Aquel 9 de septiembre de 1998 –más de 20 años ha corrido ya el calendario–,
andaba yo deambulando por el dial de aquella vieja radio que habían comprado
mis padres en Andorra, cuando todavía los españoles tenían por costumbre
adquirir tecnología más barata en el Principado, y todas las emisoras no hacían
más que repetir Il mio canto libero, la famosa canción del cantante
italiano. Un pálpito me dijo entonces que algo andaba mal. Así que, para
confirmar mis sospechas, aguardé a que empezase Flor de pasión, el
veterano programa musical de Radio 3 y, tras la sintonía inicial, allí estaba
la voz rota de Juan de Pablos, anunciando entre sollozos la muerte del poeta de
Poggio Bustone, a quien esa noche el locutor cacereño iba a dedicarle un
monográfico prácticamente improvisado como homenaje.
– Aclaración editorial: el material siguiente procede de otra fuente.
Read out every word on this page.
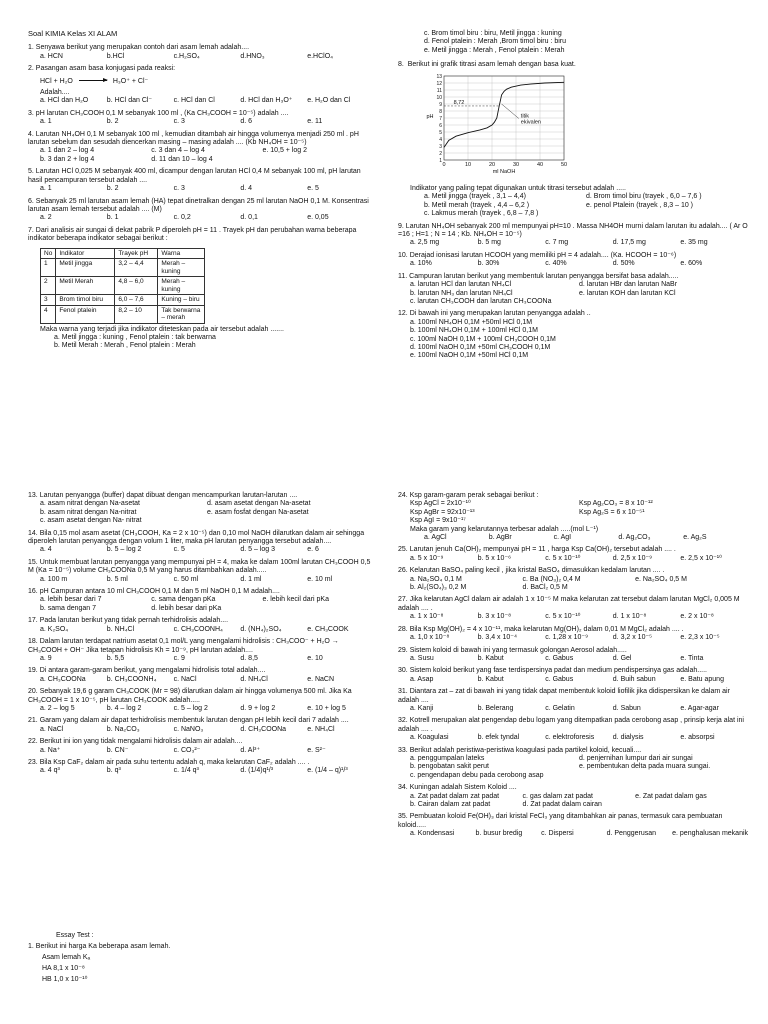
Soal KIMIA Kelas XI ALAM
1. Senyawa berikut yang merupakan contoh dari asam lemah adalah....
a. HCN	b.HCl	c.H₂SO₄	d.HNO₃	e.HClO₄
2. Pasangan asam basa konjugasi pada reaksi:
HCl + H₂O → H₃O⁺ + Cl⁻
Adalah....
a. HCl dan H₂O	b. HCl dan Cl⁻	c. HCl dan Cl	d. HCl dan H₃O⁺	e. H₂O dan Cl
3. pH larutan CH₃COOH 0,1 M sebanyak 100 ml , (Ka CH₃COOH = 10⁻⁵) adalah ....
a. 1	b. 2	c. 3	d. 6	e. 11
4. Larutan NH₄OH 0,1 M sebanyak 100 ml , kemudian ditambah air hingga volumenya menjadi 250 ml . pH larutan sebelum dan sesudah diencerkan masing – masing adalah .... (Kb NH₄OH = 10⁻⁵)
a. 1 dan 2 – log 4	c. 3 dan 4 – log 4	e. 10,5 + log 2
b. 3 dan 2 + log 4	d. 11 dan 10 – log 4
5. Larutan HCl 0,025 M sebanyak 400 ml, dicampur dengan larutan HCl 0,4 M sebanyak 100 ml, pH larutan hasil pencampuran tersebut adalah ....
a. 1	b. 2	c. 3	d. 4	e. 5
6. Sebanyak 25 ml larutan asam lemah (HA) tepat dinetralkan dengan 25 ml larutan NaOH 0,1 M. Konsentrasi larutan asam lemah tersebut adalah .... (M)
a. 2	b. 1	c. 0,2	d. 0,1	e. 0,05
7. Dari analisis air sungai di dekat pabrik P diperoleh pH = 11 . Trayek pH dan perubahan warna beberapa indikator beberapa indikator sebagai berikut :
No	Indikator	Trayek pH	Warna
1	Metil jingga	3,2 – 4,4	Merah – kuning
2	Metil Merah	4,8 – 6,0	Merah – kuning
3	Brom timol biru	6,0 – 7,6	Kuning – biru
4	Fenol ptalein	8,2 – 10	Tak berwarna – merah
Maka warna yang terjadi jika indikator diteteskan pada air tersebut adalah .......
a. Metil jingga : kuning , Fenol ptalein : tak berwarna
b. Metil Merah : Merah , Fenol ptalein : Merah
c. Brom timol biru : biru, Metil jingga : kuning
d. Fenol ptalein : Merah ,Brom timol biru : biru
e. Metil jingga : Merah , Fenol ptalein : Merah
8.  Berikut ini grafik titrasi asam lemah dengan basa kuat.
0	10	20	30	40	50
1
2
3
4
5
6
7
8
9
10
11
12
13
ml NaOH
pH
8,72
titik
ekivalen
Indikator yang paling tepat digunakan untuk titrasi tersebut adalah .....
a. Metil jingga (trayek , 3,1 – 4,4)	d. Brom timol biru (trayek , 6,0 – 7,6 )
b. Metil merah (trayek , 4,4 – 6,2 )	e. penol Ptalein (trayek , 8,3 – 10 )
c. Lakmus merah (trayek , 6,8 – 7,8 )
9. Larutan NH₄OH sebanyak 200 ml mempunyai pH=10 . Massa NH4OH murni dalam larutan itu adalah.... ( Ar O =16 ; H=1 ; N = 14 ; Kb. NH₄OH = 10⁻⁵)
a. 2,5 mg	b. 5 mg	c. 7 mg	d. 17,5 mg	e. 35 mg
10. Derajad ionisasi larutan HCOOH yang memiliki pH = 4 adalah.... (Ka. HCOOH = 10⁻⁶)
a. 10%	b. 30%	c. 40%	d. 50%	e. 60%
11. Campuran larutan berikut yang membentuk larutan penyangga bersifat basa adalah.....
a. larutan HCl dan larutan NH₄Cl	d. larutan HBr dan larutan NaBr
b. larutan NH₃ dan larutan NH₄Cl	e. larutan KOH dan larutan KCl
c. larutan CH₃COOH dan larutan CH₃COONa
12. Di bawah ini yang merupakan larutan penyangga adalah ..
a. 100ml NH₄OH 0,1M +50ml HCl 0,1M
b. 100ml NH₄OH 0,1M + 100ml HCl 0,1M
c. 100ml NaOH 0,1M + 100ml CH₃COOH 0,1M
d. 100ml NaOH 0,1M +50ml CH₃COOH 0,1M
e. 100ml NaOH 0,1M +50ml HCl 0,1M
13. Larutan penyangga (buffer) dapat dibuat dengan mencampurkan larutan-larutan ....
a. asam nitrat dengan Na-asetat	d. asam asetat dengan Na-asetat
b. asam nitrat dengan Na-nitrat	e. asam fosfat dengan Na-asetat
c. asam asetat dengan Na- nitrat
14. Bila 0,15 mol asam asetat (CH₃COOH, Ka = 2 x 10⁻⁵) dan 0,10 mol NaOH dilarutkan dalam air sehingga diperoleh larutan penyangga dengan volum 1 liter, maka pH larutan penyangga tersebut adalah....
a. 4	b. 5 – log 2	c. 5	d. 5 – log 3	e. 6
15. Untuk membuat larutan penyangga yang mempunyai pH = 4, maka ke dalam 100ml larutan CH₃COOH 0,5 M (Ka = 10⁻⁵) volume CH₃COONa 0,5 M yang harus ditambahkan adalah.....
a. 100 m	b. 5 ml	c. 50 ml	d. 1 ml	e. 10 ml
16. pH Campuran antara 10 ml CH₃COOH 0,1 M dan 5 ml NaOH 0,1 M adalah....
a. lebih besar dari 7	c. sama dengan pKa	e. lebih kecil dari pKa
b. sama dengan 7	d. lebih besar dari pKa
17. Pada larutan berikut yang tidak pernah terhidrolisis adalah....
a. K₂SO₄	b. NH₄Cl	c. CH₃COONH₄	d. (NH₄)₂SO₄	e. CH₃COOK
18. Dalam larutan terdapat natrium asetat 0,1 mol/L yang mengalami hidrolisis : CH₃COO⁻ + H₂O → CH₃COOH + OH⁻ Jika tetapan hidrolisis Kh = 10⁻⁹, pH larutan adalah....
a. 9	b. 5,5	c. 9	d. 8,5	e. 10
19. Di antara garam-garam berikut, yang mengalami hidrolisis total adalah....
a. CH₃COONa	b. CH₃COONH₄	c. NaCl	d. NH₄Cl	e. NaCN
20. Sebanyak 19,6 g garam CH₃COOK (Mr = 98) dilarutkan dalam air hingga volumenya 500 ml. Jika Ka CH₃COOH = 1 x 10⁻⁵, pH larutan CH₃COOK adalah.....
a. 2 – log 5	b. 4 – log 2	c. 5 – log 2	d. 9 + log 2	e. 10 + log 5
21. Garam yang dalam air dapat terhidrolisis membentuk larutan dengan pH lebih kecil dari 7 adalah ....
a. NaCl	b. Na₂CO₃	c. NaNO₃	d. CH₃COONa	e. NH₄Cl
22. Berikut ini ion yang tidak mengalami hidrolisis dalam air adalah....
a. Na⁺	b. CN⁻	c. CO₃²⁻	d. Al³⁺	e. S²⁻
23. Bila Ksp CaF₂ dalam air pada suhu tertentu adalah q, maka kelarutan CaF₂ adalah .... .
a. 4 q³	b. q³	c. 1/4 q³	d. (1/4)q¹/³	e. (1/4 – q)¹/³
24. Ksp garam-garam perak sebagai berikut :
Ksp AgCl = 2x10⁻¹⁰	Ksp Ag₂CO₃ = 8 x 10⁻¹²
Ksp AgBr = 92x10⁻¹³	Ksp Ag₂S = 6 x 10⁻⁵¹
Ksp AgI = 9x10⁻¹⁷
Maka garam yang kelarutannya terbesar adalah .....(mol L⁻¹)
a. AgCl	b. AgBr	c. AgI	d. Ag₂CO₃	e. Ag₂S
25. Larutan jenuh Ca(OH)₂ mempunyai pH = 11 , harga Ksp Ca(OH)₂ tersebut adalah .... .
a. 5 x 10⁻⁹	b. 5 x 10⁻⁶	c. 5 x 10⁻¹⁰	d. 2,5 x 10⁻⁹	e. 2,5 x 10⁻¹⁰
26. Kelarutan BaSO₄ paling kecil , jika kristal BaSO₄ dimasukkan kedalam larutan .... .
a. Na₂SO₄ 0,1 M	c. Ba (NO₃)₂ 0,4 M	e. Na₂SO₄ 0,5 M
b. Al₂(SO₄)₃ 0,2 M	d. BaCl₂ 0,5 M
27. Jika kelarutan AgCl dalam air adalah 1 x 10⁻⁵ M maka kelarutan zat tersebut dalam larutan MgCl₂ 0,005 M adalah .... .
a. 1 x 10⁻⁸	b. 3 x 10⁻⁸	c. 5 x 10⁻¹⁰	d. 1 x 10⁻⁸	e. 2 x 10⁻⁸
28. Bila Ksp Mg(OH)₂ = 4 x 10⁻¹¹, maka kelarutan Mg(OH)₂ dalam 0,01 M MgCl₂ adalah .... .
a. 1,0 x 10⁻⁸	b. 3,4 x 10⁻⁴	c. 1,28 x 10⁻⁹	d. 3,2 x 10⁻⁵	e. 2,3 x 10⁻⁵
29. Sistem koloid di bawah ini yang termasuk golongan Aerosol adalah.....
a. Susu	b. Kabut	c. Gabus	d. Gel	e. Tinta
30. Sistem koloid berikut yang fase terdispersinya padat dan medium pendispersinya gas adalah.....
a. Asap	b. Kabut	c. Gabus	d. Buih sabun	e. Batu apung
31. Diantara zat – zat di bawah ini yang tidak dapat membentuk koloid liofilik jika didispersikan ke dalam air adalah ....
a. Kanji	b. Belerang	c. Gelatin	d. Sabun	e. Agar-agar
32. Kotrell merupakan alat pengendap debu logam yang ditempatkan pada cerobong asap , prinsip kerja alat ini adalah .... .
a. Koagulasi	b. efek tyndal	c. elektroforesis	d. dialysis	e. absorpsi
33. Berikut adalah peristiwa-peristiwa koagulasi pada partikel koloid, kecuali....
a. penggumpalan lateks	d. penjernihan lumpur dari air sungai
b. pengobatan sakit perut	e. pembentukan delta pada muara sungai.
c. pengendapan debu pada cerobong asap
34. Kuningan adalah Sistem Koloid ....
a. Zat padat dalam zat padat	c. gas dalam zat padat	e. Zat padat dalam gas
b. Cairan dalam zat padat	d. Zat padat dalam cairan
35. Pembuatan koloid Fe(OH)₃ dari kristal FeCl₃ yang ditambahkan air panas, termasuk cara pembuatan koloid.....
a. Kondensasi	b. busur bredig	c. Dispersi	d. Penggerusan	e. penghalusan mekanik
Essay Test :
1. Berikut ini harga Ka beberapa asam lemah.
Asam lemah Kₐ
HA 8,1 x 10⁻⁸
HB 1,0 x 10⁻¹⁰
Casi un año después,
volvería a escuchar a Juan destrozado por la muerte de Dusty Springfield, una
de sus cantantes más queridas, en un programa sobrecogedor para sus fieles
oyentes, en el que Juan de Pablos apenas podía articular palabra y donde podían
sucederse eternos silencios sin que el radioyente supiera ya a qué atenerse al
otro lado de las ondas. Ese es Juan de Pablos. La pasión, la emoción y la
autenticidad por encima de todo protocolo radiofónico. ¿Hay, acaso, anomalía
mayor en un programa de radio que el mutismo? La radio es, por su propia
naturaleza, el medio que menos puede prestarse a los vacíos de silencio; estos
causan enorme extrañeza en el oyente, que se siente, de pronto, abandonado en
el abismo de las ondas. Pero con Juan de Pablos los silencios eran siempre
significativos y sus oyentes devotos acabaron normalizándolos, diríase que
incluso los acompañaban con el aliento contenido; en las noches de Flor de pasión
el dial era un enorme silencio compartido entre las miles de almas que
respetaban el tiempo que Juan necesitase para recobrarse de quién sabe qué
recuerdos, de quién sabe qué demonios personales. Y nos alegrábamos
sinceramente cuando, de pronto, se venía arriba y un tema lo resucitaba de los
taludes de su depresión. A cambio de esta complicidad, Juan nos regalaba su
sabia selección nocturna. Nunca podré agradecerle lo suficiente el haberme dado
a conocer a cantantes como France Gall o Françoise Hardy que, por una cuestión
generacional, quizás nunca habría descubierto. Había madrugadas en que me
quedaba dormido escuchando el programa, y dejaba grabando el casete. A la
mañana siguiente, rebobinaba la cinta y descubría los tesoros nocturnos que
había cazado y yo me imaginaba que aquellas canciones insólitas habían sido
rescatadas desde alguna extraña y fabulosa región de mis sueños merced al
ejercicio de chamanismo de Juan. Algunas de esas rarezas no he podido
recuperarlas más que en aquellos casetes que grabé. Por ejemplo, una pieza
instrumental titulada Andorra, que a día de hoy, en la era de Internet,
donde casi toda la información está a nuestro alcance, soy incapaz de
encontrar.
La semana pasada, Juan de Pablos anunció que se
jubilaba a sus 71 años. Con él se va también Flor de pasión, programa
nacido en 1979. Era inevitable: Juan y Flor de pasión son una misma
cosa. Añoraremos su selección musical, que forma parte de la educación
sentimental de mucha gente de diferentes generaciones, pero también su frágil
sensibilidad y la honestidad emocional de aquellas madrugadas cómplices. El
tema de cierre, Azzurro, de Adriano Celentano, como el de inicio, el Attends
ou va t’en en versión de France Gall, son ya himnos por mor de Juan de
Pablos. También su mítica frase de despedida tras cada programa, la única
manera posible de cerrar esta humilde semblanza de su persona: “Forza,
saluti a tutti, bacioni, auguri, in bocca al lupo, arrivederci e a presto pino!”